We have not carried off anyone to our Isles of Tir since the Treaty was signed. If you are a Fios, why do you not know that?”
“We are raised to be cautious,” she answered.
“I should have known. A Fios … I am acquainted with a Fios. My brother had some interest in her awhile back.” He frowned at her and added, “You are very different than BJ, who is
a very
talented Fios. You do not seem as talented as she.”
She put her hands on her hips. “How do you know? You haven’t seen me in action.”
“True,” he said on a laugh. He bent towards her, wrapped an arm around her, and held her close. “I look forward to that—seeing you in action, Fios.”
She felt herself blush, but he was already straightening up and telling her, “Very well then, we have no time for this. We must track this fresh scent and see what we may find.”
“Why wouldn’t he disguise his scent?” she asked. “I mean if he is a Dark Royal, doesn’t he have Dark Magic? My mother said Fae are capable of disguising, concealing, themselves from one another.”
“Not exactly true, but, yes, for short periods of time even the Unseelie, at least the Royals, can conceal their scent, but he doesn’t know we are here, does he?”
“Right.” She shook her head. “He doesn’t know we were sucked into the portal.” She sighed and then frowned once more to ask, “Why didn’t you immediately realize I was a Fios?”
“Your scent misled me. As I said, BJ, who is a part of our ragtag team, and I have an acquaintance. We fought the Unseelie together not so very long ago. Her scent is very different than yours.” He bent, took a long whiff, and mumbled softly, “Very different.”
She stepped back and said sharply, “Hey! Well as to that, early in the Fios history, way back in the day before the Treaty, we seers found a way to disguise our scent from the Fae. A different genetic formula for each of our family lines so that Fae could not pick up on any one common link.”

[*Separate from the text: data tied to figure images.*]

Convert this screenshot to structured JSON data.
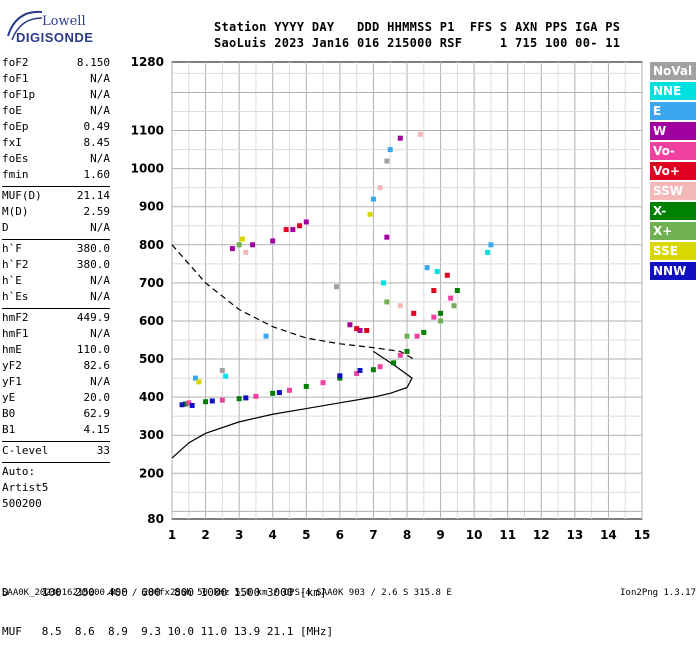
{
  "logo": {
    "line1": "Lowell",
    "line2": "DIGISONDE"
  },
  "header": {
    "row1": "Station YYYY DAY   DDD HHMMSS P1  FFS S AXN PPS IGA PS",
    "row2": "SaoLuis 2023 Jan16 016 215000 RSF     1 715 100 00- 11"
  },
  "params": {
    "group1": [
      {
        "label": "foF2",
        "value": "8.150"
      },
      {
        "label": "foF1",
        "value": "N/A"
      },
      {
        "label": "foF1p",
        "value": "N/A"
      },
      {
        "label": "foE",
        "value": "N/A"
      },
      {
        "label": "foEp",
        "value": "0.49"
      },
      {
        "label": "fxI",
        "value": "8.45"
      },
      {
        "label": "foEs",
        "value": "N/A"
      },
      {
        "label": "fmin",
        "value": "1.60"
      }
    ],
    "group2": [
      {
        "label": "MUF(D)",
        "value": "21.14"
      },
      {
        "label": "M(D)",
        "value": "2.59"
      },
      {
        "label": "D",
        "value": "N/A"
      }
    ],
    "group3": [
      {
        "label": "h`F",
        "value": "380.0"
      },
      {
        "label": "h`F2",
        "value": "380.0"
      },
      {
        "label": "h`E",
        "value": "N/A"
      },
      {
        "label": "h`Es",
        "value": "N/A"
      }
    ],
    "group4": [
      {
        "label": "hmF2",
        "value": "449.9"
      },
      {
        "label": "hmF1",
        "value": "N/A"
      },
      {
        "label": "hmE",
        "value": "110.0"
      },
      {
        "label": "yF2",
        "value": "82.6"
      },
      {
        "label": "yF1",
        "value": "N/A"
      },
      {
        "label": "yE",
        "value": "20.0"
      },
      {
        "label": "B0",
        "value": "62.9"
      },
      {
        "label": "B1",
        "value": "4.15"
      }
    ],
    "group5": [
      {
        "label": "C-level",
        "value": "33"
      }
    ],
    "notes": [
      "Auto:",
      "Artist5",
      "500200"
    ]
  },
  "legend": [
    {
      "name": "NoVal",
      "color": "#a0a0a0"
    },
    {
      "name": "NNE",
      "color": "#00e0e0"
    },
    {
      "name": "E",
      "color": "#3aa8f0"
    },
    {
      "name": "W",
      "color": "#a000a0"
    },
    {
      "name": "Vo-",
      "color": "#f040a0"
    },
    {
      "name": "Vo+",
      "color": "#e00020"
    },
    {
      "name": "SSW",
      "color": "#f4b8b8"
    },
    {
      "name": "X-",
      "color": "#008000"
    },
    {
      "name": "X+",
      "color": "#70b050"
    },
    {
      "name": "SSE",
      "color": "#d8d800"
    },
    {
      "name": "NNW",
      "color": "#1010c0"
    }
  ],
  "bottom": {
    "row1": "D     100  200  400  600  800 1000 1500 3000 [km]",
    "row2": "MUF   8.5  8.6  8.9  9.3 10.0 11.0 13.9 21.1 [MHz]"
  },
  "footer": "SAA0K_2023016215000.RSF / 280fx256h 50 kHz 5.0 km / DPS-4 SAA0K 903 / 2.6 S 315.8 E",
  "version": "Ion2Png 1.3.17",
  "chart_data": {
    "type": "scatter",
    "xlim": [
      1,
      15
    ],
    "ylim": [
      80,
      1280
    ],
    "x_ticks": [
      1,
      2,
      3,
      4,
      5,
      6,
      7,
      8,
      9,
      10,
      11,
      12,
      13,
      14,
      15
    ],
    "y_ticks": [
      80,
      200,
      300,
      400,
      500,
      600,
      700,
      800,
      900,
      1000,
      1100,
      1280
    ],
    "grid": true,
    "legend_position": "right",
    "series": [
      {
        "name": "X-",
        "color": "#008000",
        "values": [
          [
            1.4,
            382
          ],
          [
            2.0,
            388
          ],
          [
            3.0,
            396
          ],
          [
            4.0,
            410
          ],
          [
            5.0,
            428
          ],
          [
            6.0,
            450
          ],
          [
            7.0,
            472
          ],
          [
            7.6,
            490
          ],
          [
            8.0,
            520
          ],
          [
            8.5,
            570
          ],
          [
            9.0,
            620
          ],
          [
            9.5,
            680
          ]
        ]
      },
      {
        "name": "Vo-",
        "color": "#f040a0",
        "values": [
          [
            1.5,
            385
          ],
          [
            2.5,
            392
          ],
          [
            3.5,
            402
          ],
          [
            4.5,
            418
          ],
          [
            5.5,
            438
          ],
          [
            6.5,
            462
          ],
          [
            7.2,
            480
          ],
          [
            7.8,
            510
          ],
          [
            8.3,
            560
          ],
          [
            8.8,
            610
          ],
          [
            9.3,
            660
          ]
        ]
      },
      {
        "name": "NNW",
        "color": "#1010c0",
        "values": [
          [
            1.3,
            380
          ],
          [
            1.6,
            378
          ],
          [
            2.2,
            390
          ],
          [
            3.2,
            398
          ],
          [
            4.2,
            412
          ],
          [
            6.0,
            456
          ],
          [
            6.6,
            470
          ]
        ]
      },
      {
        "name": "W",
        "color": "#a000a0",
        "values": [
          [
            2.8,
            790
          ],
          [
            3.4,
            800
          ],
          [
            4.0,
            810
          ],
          [
            4.6,
            840
          ],
          [
            5.0,
            860
          ],
          [
            6.3,
            590
          ],
          [
            6.6,
            575
          ],
          [
            7.4,
            820
          ],
          [
            7.8,
            1080
          ]
        ]
      },
      {
        "name": "Vo+",
        "color": "#e00020",
        "values": [
          [
            4.4,
            840
          ],
          [
            4.8,
            850
          ],
          [
            6.5,
            580
          ],
          [
            6.8,
            575
          ],
          [
            8.2,
            620
          ],
          [
            8.8,
            680
          ],
          [
            9.2,
            720
          ]
        ]
      },
      {
        "name": "E",
        "color": "#3aa8f0",
        "values": [
          [
            1.7,
            450
          ],
          [
            3.8,
            560
          ],
          [
            7.0,
            920
          ],
          [
            7.5,
            1050
          ],
          [
            8.6,
            740
          ],
          [
            10.5,
            800
          ]
        ]
      },
      {
        "name": "NNE",
        "color": "#00e0e0",
        "values": [
          [
            2.6,
            455
          ],
          [
            7.3,
            700
          ],
          [
            8.9,
            730
          ],
          [
            10.4,
            780
          ]
        ]
      },
      {
        "name": "X+",
        "color": "#70b050",
        "values": [
          [
            3.0,
            800
          ],
          [
            7.4,
            650
          ],
          [
            8.0,
            560
          ],
          [
            9.0,
            600
          ],
          [
            9.4,
            640
          ]
        ]
      },
      {
        "name": "SSW",
        "color": "#f4b8b8",
        "values": [
          [
            3.2,
            780
          ],
          [
            7.2,
            950
          ],
          [
            8.4,
            1090
          ],
          [
            7.8,
            640
          ]
        ]
      },
      {
        "name": "SSE",
        "color": "#d8d800",
        "values": [
          [
            1.8,
            440
          ],
          [
            3.1,
            815
          ],
          [
            6.9,
            880
          ]
        ]
      },
      {
        "name": "NoVal",
        "color": "#a0a0a0",
        "values": [
          [
            7.4,
            1020
          ],
          [
            5.9,
            690
          ],
          [
            2.5,
            470
          ]
        ]
      }
    ],
    "profile_curve": [
      [
        1,
        240
      ],
      [
        1.5,
        280
      ],
      [
        2,
        305
      ],
      [
        3,
        335
      ],
      [
        4,
        355
      ],
      [
        5,
        370
      ],
      [
        6,
        385
      ],
      [
        7,
        400
      ],
      [
        7.5,
        410
      ],
      [
        8,
        425
      ],
      [
        8.15,
        450
      ],
      [
        7.6,
        485
      ],
      [
        7.0,
        520
      ]
    ],
    "muf_curve": [
      [
        1,
        800
      ],
      [
        2,
        700
      ],
      [
        3,
        630
      ],
      [
        4,
        585
      ],
      [
        5,
        555
      ],
      [
        6,
        540
      ],
      [
        7,
        530
      ],
      [
        7.8,
        520
      ],
      [
        8.2,
        500
      ]
    ]
  }
}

He considered her with a thoughtful gaze and said, “Very well then, more than human,
not
immortal, and with only limited powers.”
She wanted to kick him in the shins again but controlled herself and said, “Tell me more about the Dark Prince.”
“You know all you need to know. He is deadly. He is without moral compunction of any sort. He wants out of the Dark Realm so he can rule the universe and will do anything to accomplish that final goal. Get in his way, and you will die.”
“Dontcha worry, bud. I am not about to get in his way.” Jazz’s tone added weight to her words.
He glanced at her as he went suddenly very still, and then before she could utter a word, he took her hand in his and they were traveling once more, shifting through what she thought of as a ‘wormhole’ until they touched down inside the old inn.
“He is in that room at the end of the hall. His scent is very strong here, but careful, Jazmine Decker. Do remember that if you truly are human with only a tad more, you had better stay behind me when we enter his room!”